Anaïs Marion

Born in 1992 in Metz, Anaïs Marion lives and works now in Verdun (FR). Her research-based practice combines scientific methodology and production of images and texts, that she sometimes performs. In her long-term investigations, she keeps collecting, inventorying, assembling, re-assembling, ordering or disordering the material she gathers along the way. The writing of history and how, with a subjective « I », she can meet with collective memories is a central question in her works.

She collaborated with ethnographic museum and archives such as Musée d’Angoulême (France), Institut fondamental d’Afrique noire (Dakar, Sénégal), Minerva archives (Cluj, Romania) and more recently the National museum of the Marine (Rochefort, France). She received a special mention for her installation Baghdadbahn in Luxembourg (Kunstpreis Robert Schuman, 2019) and took part of the Artpress Biennal Après l’école (Saint-Étienne, 2020).

anaismarion.eu

© Anaïs Marion

 

General area of interest: Egyptian collection
Specific area of interest: 1:1 scale copy of the Egyptian Rosetta Stone
Objective: making an artist book which peels the image off an iconic object
Museum curator: Eugenia Beu-Dachin

What do we need art for?

To get lost. To take side roads. To find new ways. To keep going.

 

About my experience/contribution within the frame of Historia-Hysteria project

When I first started to look into the collections of the MNIT, I wondered why an Egyptian collection was present in a museum about the history of Transylvania. I was even more intrigued by this curiosity when I learned that it included a 1:1 scale copy of the Rosetta Stone. It echoed with another project of mine.


Since 2018, I have been collecting souvenirs from important European museums such as the Louvre, The British Museum or the Neues Museum. I gathered a few copies of famous pieces from their collection, turned into gadgets (magnet, keyring, rubber, paper weight, etc). Then I started to photograph them with a black background as if they were precious things. You could think they look like the real artefacts at first glance but if you look closely, you can notice small inconsistances. You can buy a crazy number of « Egyptian-like » products in the British Museum giftshop and the Rosetta Stone is definitely a star among them. This « egyptomaniac » phenomenon sounds to me as a Hysteria case of History.

 

While reading the documentation the museum sent me about the most famous objects of the Egyptian collection in Cluj, the mummies and a series of amulets and statues, I realized that these little objects could have the contemporary function of amulets of some kind, as if we need to take away the heritage part. And maybe it could ward off bad luck. Is the copy of a copy still efficient against the evil eye? Anyway, the Egyptian collection isn’t on display and the people in the museum forgot about the copy of the Rosetta Stone. For my part, as the Historia-Hysteria project turned into a long-distance thing, I decided to take my Rosetta Stone paper weight out of my boxes.

 

Until I can see the real copy of the Rosetta Stone in Cluj and until the museum shows this collection again, I’ll work with the material they sent me, my souvenirs, Art history books, Wikipedia and online images in order to make a small artist book. My contribution for Historia/Hysteria is a single / unique multiple, an artist book which peels the image off an iconic object. The context and the frame of the project drove me to explore the mechanisms of reproduction, to rethink about the objects I already gathered and to look for new ways to disrupt their image. (To be followed).

 

Where I am (situated) right now (it could be artistically, geographically or both)

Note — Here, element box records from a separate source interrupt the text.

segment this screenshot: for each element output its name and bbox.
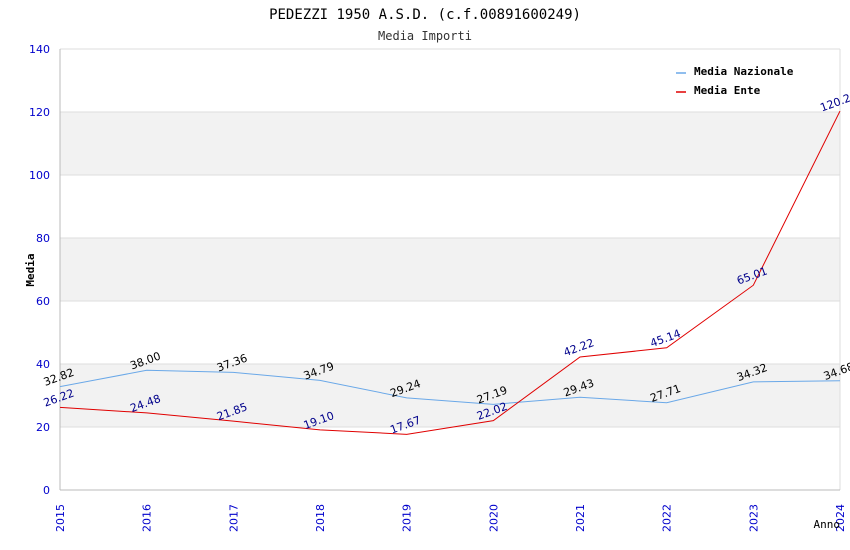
- data-label: 45.14: [648, 327, 682, 350]
- series-line-media-ente: [59, 110, 841, 435]
- data-label: 120.29: [818, 89, 850, 114]
- y-tick-labels: 0 20 40 60 80 100 120 140: [29, 43, 50, 497]
- x-tick-label: 2016: [141, 504, 154, 532]
- legend: Media Nazionale Media Ente: [676, 65, 794, 97]
- axes: [59, 49, 840, 491]
- y-tick-label: 60: [36, 295, 50, 308]
- y-tick-label: 40: [36, 358, 50, 371]
- y-axis-label: Media: [24, 253, 37, 286]
- x-tick-label: 2019: [401, 504, 414, 532]
- y-tick-label: 0: [43, 484, 50, 497]
- chart-subtitle: Media Importi: [378, 29, 472, 43]
- x-tick-label: 2024: [834, 504, 847, 532]
- background-band: [60, 364, 840, 427]
- y-tick-label: 20: [36, 421, 50, 434]
- x-tick-label: 2023: [747, 504, 760, 532]
- y-tick-label: 120: [29, 106, 50, 119]
- x-tick-label: 2021: [574, 504, 587, 532]
- x-tick-label: 2015: [54, 504, 67, 532]
- x-tick-label: 2020: [487, 504, 500, 532]
- x-tick-labels: 2015 2016 2017 2018 2019 2020 2021 2022 2023 2024: [54, 504, 847, 532]
- x-axis-label: Anno: [814, 518, 841, 531]
- y-tick-label: 80: [36, 232, 50, 245]
- y-tick-label: 100: [29, 169, 50, 182]
- chart-title: PEDEZZI 1950 A.S.D. (c.f.00891600249): [269, 7, 581, 23]
- x-tick-label: 2017: [227, 504, 240, 532]
- series-lines: [59, 110, 841, 435]
- background-band: [60, 112, 840, 175]
- legend-label-media-ente: Media Ente: [694, 84, 761, 97]
- x-tick-label: 2018: [314, 504, 327, 532]
- y-tick-label: 140: [29, 43, 50, 56]
- series-line-media-nazionale: [59, 369, 841, 405]
- x-tick-label: 2022: [661, 504, 674, 532]
- legend-label-media-nazionale: Media Nazionale: [694, 65, 794, 78]
- grid-lines: [60, 48, 841, 491]
- background-band: [60, 238, 840, 301]
- background-bands: [60, 112, 840, 427]
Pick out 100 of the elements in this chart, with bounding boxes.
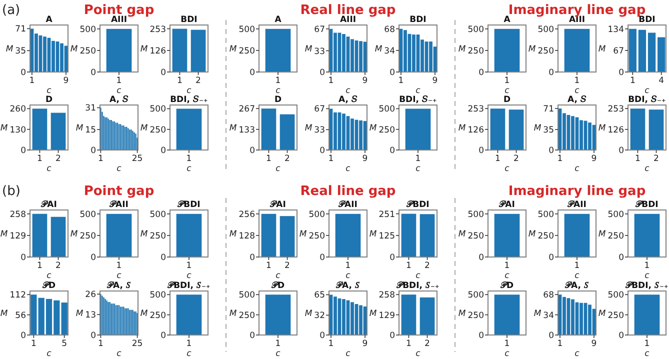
chart-title: BDI, 𝑆₋₊ <box>628 94 666 105</box>
bar <box>658 37 666 72</box>
y-tick-label: 0 <box>618 331 624 341</box>
x-axis-title: c <box>116 349 122 359</box>
y-axis-title: M <box>304 44 313 54</box>
y-tick-label: 258 <box>10 210 26 220</box>
x-axis-title: c <box>276 271 281 281</box>
y-tick-label: 500 <box>608 210 624 220</box>
y-axis-title: M <box>598 44 606 54</box>
y-tick-label: 31 <box>85 104 96 114</box>
x-tick-label: 9 <box>362 154 368 164</box>
chart-title: 𝒫AI <box>40 199 57 210</box>
x-tick-label: 25 <box>132 339 143 349</box>
bar <box>61 302 68 335</box>
y-tick-label: 250 <box>468 231 484 242</box>
y-tick-label: 34 <box>543 310 554 321</box>
y-axis-title: M <box>76 309 84 319</box>
y-tick-label: 500 <box>608 290 624 301</box>
y-tick-label: 500 <box>538 210 554 220</box>
x-axis-title: c <box>186 164 192 174</box>
x-tick-label: 1 <box>644 261 650 271</box>
x-axis-title: c <box>186 349 192 359</box>
chart-title: BDI, 𝑆₋₊ <box>170 94 208 105</box>
y-tick-label: 0 <box>478 331 484 341</box>
x-tick-label: 1 <box>116 76 122 86</box>
x-tick-label: 1 <box>186 339 192 349</box>
y-tick-label: 500 <box>238 24 255 35</box>
y-axis-title: M <box>374 44 383 54</box>
text: (a) <box>2 3 20 18</box>
y-tick-label: 0 <box>478 253 484 263</box>
x-tick-label: 2 <box>514 154 519 164</box>
y-axis-title: M <box>598 124 606 134</box>
y-tick-label: 251 <box>378 210 395 220</box>
y-tick-label: 500 <box>80 24 96 35</box>
y-tick-label: 0 <box>618 253 624 263</box>
x-tick-label: 1 <box>635 154 640 164</box>
y-tick-label: 250 <box>608 231 624 242</box>
x-tick-label: 9 <box>591 339 597 349</box>
y-tick-label: 68 <box>543 290 554 301</box>
x-tick-label: 2 <box>424 261 430 271</box>
y-tick-label: 67 <box>314 24 325 35</box>
x-axis-title: c <box>416 271 421 281</box>
y-axis-title: M <box>458 44 466 54</box>
y-tick-label: 56 <box>15 310 26 321</box>
y-tick-label: 0 <box>90 146 96 156</box>
chart-title: A <box>46 15 53 25</box>
x-tick-label: 1 <box>495 154 500 164</box>
x-axis-title: c <box>276 349 281 359</box>
bar <box>588 304 592 335</box>
y-tick-label: 0 <box>90 331 96 341</box>
bar <box>359 305 362 335</box>
y-tick-label: 250 <box>308 231 325 242</box>
y-axis-title: M <box>229 124 238 134</box>
y-tick-label: 0 <box>548 331 554 341</box>
x-tick-label: 2 <box>196 76 201 86</box>
x-tick-label: 1 <box>29 76 35 86</box>
x-tick-label: 1 <box>98 339 104 349</box>
y-tick-label: 0 <box>90 253 96 263</box>
x-tick-label: 1 <box>266 154 272 164</box>
bar <box>571 299 574 335</box>
chart-title: 𝒫BDI <box>406 199 430 210</box>
bar <box>60 43 64 72</box>
x-tick-label: 1 <box>275 339 281 349</box>
chart-title: 𝒫D <box>270 280 285 291</box>
bar <box>580 302 583 335</box>
x-axis-title: c <box>116 86 122 96</box>
chart-title: 𝒫AII <box>108 199 128 210</box>
y-axis-title: M <box>369 124 378 134</box>
x-axis-title: c <box>186 86 192 96</box>
y-tick-label: 0 <box>478 146 484 156</box>
bar <box>628 28 636 72</box>
x-axis-title: c <box>504 86 510 96</box>
y-tick-label: 0 <box>390 253 395 263</box>
y-tick-label: 250 <box>538 231 554 242</box>
y-tick-label: 128 <box>238 231 255 242</box>
x-tick-label: 1 <box>266 261 272 271</box>
chart-title: D <box>45 95 53 105</box>
chart-title: 𝒫A, 𝑆 <box>335 280 360 291</box>
y-tick-label: 0 <box>20 331 26 341</box>
y-axis-title: M <box>598 309 606 319</box>
x-tick-label: 2 <box>424 339 430 349</box>
text: Real line gap <box>300 184 396 199</box>
y-tick-label: 253 <box>150 24 166 35</box>
y-tick-label: 126 <box>608 125 624 136</box>
y-tick-label: 250 <box>468 46 484 56</box>
x-tick-label: 4 <box>658 76 664 86</box>
chart-title: A, 𝑆 <box>568 94 586 105</box>
x-axis-title: c <box>346 86 351 96</box>
x-axis-title: c <box>644 271 650 281</box>
x-tick-label: 1 <box>328 339 334 349</box>
y-axis-title: M <box>76 124 84 134</box>
x-tick-label: 2 <box>654 154 659 164</box>
bar <box>571 116 574 150</box>
y-tick-label: 0 <box>250 68 255 78</box>
y-tick-label: 0 <box>20 253 26 263</box>
x-tick-label: 1 <box>37 261 42 271</box>
y-tick-label: 0 <box>618 68 624 78</box>
chart-title: AIII <box>340 15 356 25</box>
x-axis-title: c <box>504 349 510 359</box>
chart-title: BDI, 𝑆₋₊ <box>399 94 437 105</box>
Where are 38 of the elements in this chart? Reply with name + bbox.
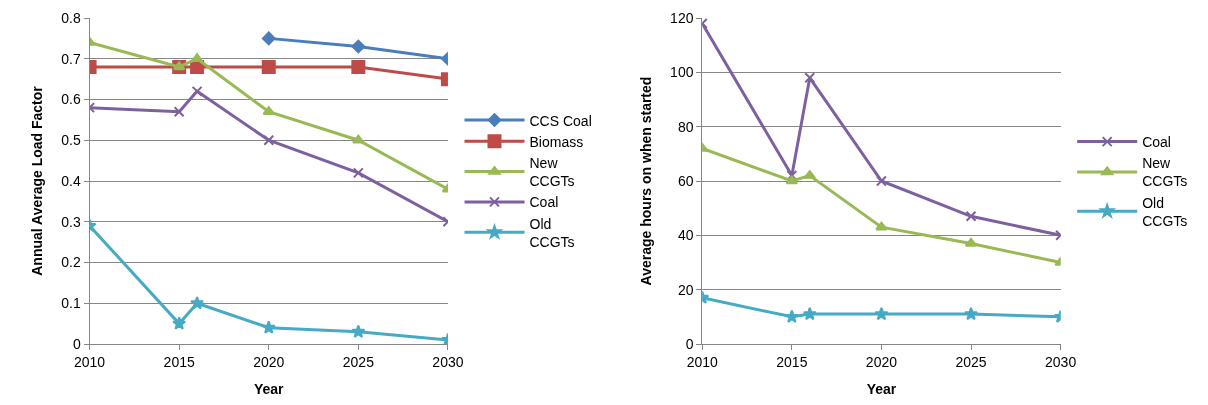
x-tick-label: 2015 [776,353,808,370]
x-tick-label: 2025 [342,353,375,370]
y-tick-label: 60 [677,172,694,189]
y-tick-label: 0.4 [61,172,81,189]
x-tick-label: 2025 [955,353,987,370]
x-tick-label: 2020 [253,353,285,370]
x-axis-title: Year [866,381,897,398]
y-tick-label: 0.6 [61,91,81,108]
x-tick-label: 2030 [1045,353,1077,370]
legend-label: Biomass [529,133,584,150]
legend-label: New CCGTs [1142,155,1188,190]
y-tick-label: 120 [670,9,694,26]
y-tick-label: 0 [685,335,694,352]
y-axis-title: Average hours on when started [637,76,654,286]
y-tick-label: 0.2 [61,254,81,271]
y-tick-label: 0.7 [61,50,81,67]
y-tick-label: 0.3 [61,213,81,230]
legend-label: Coal [1142,134,1171,151]
legend-label: CCS Coal [529,112,592,129]
y-tick-label: 100 [670,64,694,81]
y-tick-label: 20 [677,281,694,298]
x-tick-label: 2010 [686,353,719,370]
y-tick-label: 0.8 [61,9,81,26]
legend-label: Coal [529,194,559,211]
x-axis-title: Year [253,381,285,398]
y-tick-label: 40 [677,227,694,244]
y-tick-label: 0.1 [61,295,81,312]
x-tick-label: 2020 [865,353,898,370]
x-tick-label: 2010 [74,353,106,370]
x-tick-label: 2030 [432,353,464,370]
legend-label: Old CCGTs [1142,194,1188,229]
legend-label: Old CCGTs [529,215,575,250]
y-tick-label: 0.5 [61,132,81,149]
y-tick-label: 0 [72,335,81,352]
y-tick-label: 80 [677,118,694,135]
y-axis-title: Annual Average Load Factor [28,85,45,276]
legend-label: New CCGTs [529,154,575,190]
x-tick-label: 2015 [163,353,195,370]
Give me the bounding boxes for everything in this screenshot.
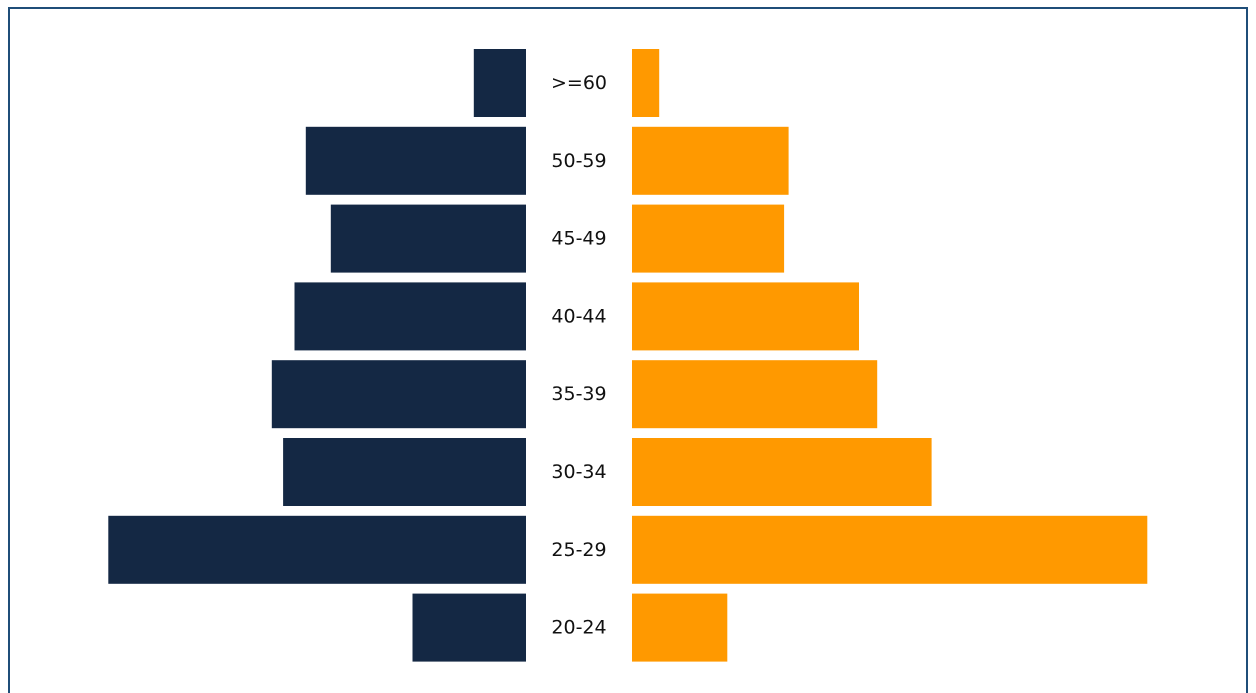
category-label: 50-59 [551,150,606,172]
category-label: 25-29 [551,539,606,561]
bar-right-0 [632,49,660,117]
bar-right-1 [632,126,789,195]
bar-right-5 [632,438,932,506]
bar-right-7 [632,593,728,662]
bar-left-6 [108,515,527,584]
bar-left-7 [412,593,526,662]
category-label: 20-24 [551,617,606,639]
category-label: 45-49 [551,228,606,250]
bar-right-4 [632,360,878,429]
category-label: 35-39 [551,383,606,405]
category-label: >=60 [551,72,607,94]
bar-left-0 [473,49,526,117]
bar-right-3 [632,282,859,351]
bar-right-6 [632,515,1148,584]
bar-right-2 [632,204,785,273]
bar-left-1 [305,126,526,195]
category-label: 40-44 [551,305,606,327]
category-label: 30-34 [551,461,606,483]
bar-left-2 [330,204,526,273]
bar-left-5 [283,438,526,506]
bar-left-3 [294,282,526,351]
bar-left-4 [271,360,526,429]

I left my former appartement in Poitiers in the beginning of the year and I had no more place during quarantine. I spent this period wondering where I wanted to live and I figured that I need to find a territory in which my artistic practice could resonate and grow. In June, I moved to Verdun, France. I didn’t know anyone there and I barely knew the city. But I knew that I have something to do there.

 

I’m both artistically and geographically in a particular area where the present seems to interfere with the past. The scars of the war on the landscape and architecture are visible everywhere in and around Verdun. My research on collective memory started to shift since I arrived here. I don’t know how long I’ll be staying but I organized a living space that suits me and fits with my artistic research… as long as we can’t travel.